What do these correlations tell you? The semi-partial correlation tells you that if you adjust minutes out of free throw attempts, there is still a positive correlation with turnovers. However, it is much smaller than the ‘naive’ correlation. The effect of minutes is still in turnovers; if we partial minutes out of both , the correlation remains positive and increases to .535. This makes sense to me; players who have the ball a lot are the ones able to accumulate both turnovers and free throw attempts. In essence, the partial and semi-partial correlations are ways of looking at the association between two variables after other ones have been controlled for (you can partial out as many variables as you want; of course, you can still only look at the correlation between two variables in the end).

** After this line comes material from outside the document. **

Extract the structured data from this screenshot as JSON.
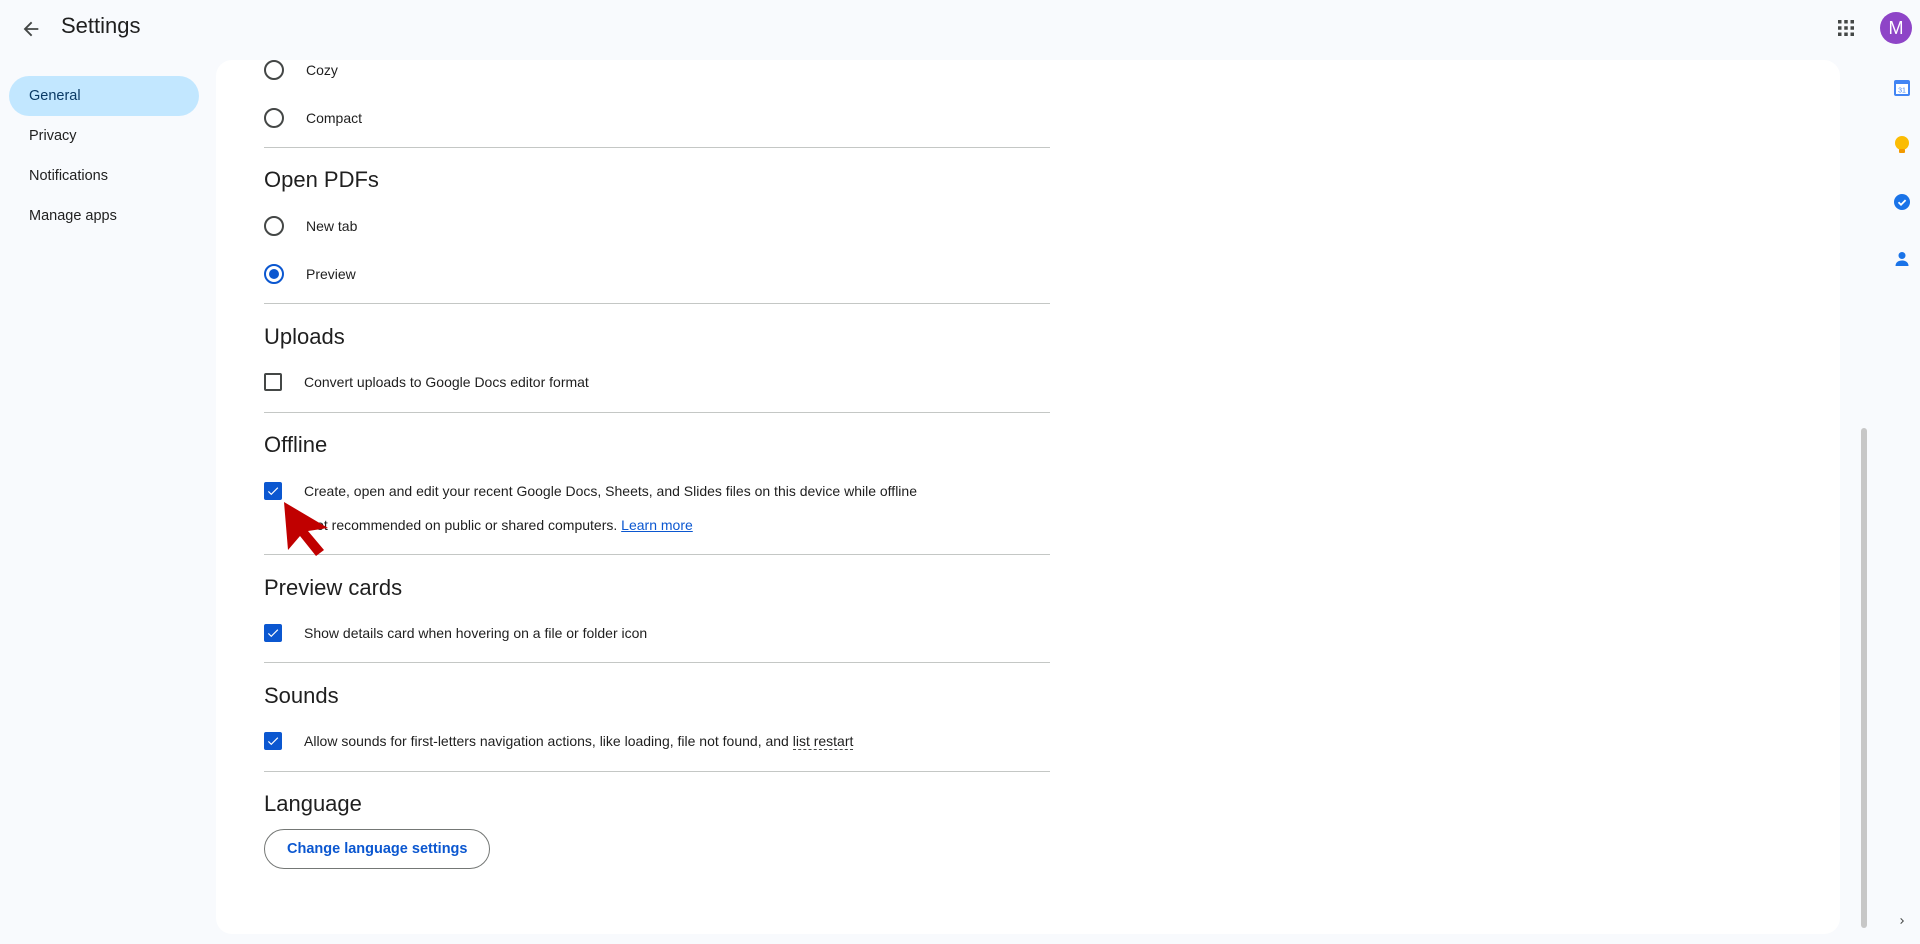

As a comparison, the correlation between turnovers per minute and free throw attempts per minute (another way to account for minutes played) is .335.
Each of these numbers are based on different aspects of the connection between free throw attempts, turnovers, and minutes played, but all indicate that the association between free throw attempts and turnovers is positive after accounting for minutes played, although not nearly so strong as is suggested by the ‘normal’ correlation. You could also run a multiple correlation predicting free throw attempts from turnovers and minutes played (either scaling the variables or not) and you would see a positive coefficient for turnovers, again indicating that more turnovers means more free throw attempts.
With all that being said, these correlations are not perfect. There is still the issue of missing variables and multicollinearity, just as there would be if you had only run a multiple regression. But as long as you’re clear in describing what you’ve done and everyone understands (or you describe) the limitations of your technique, everyone should come out ahead.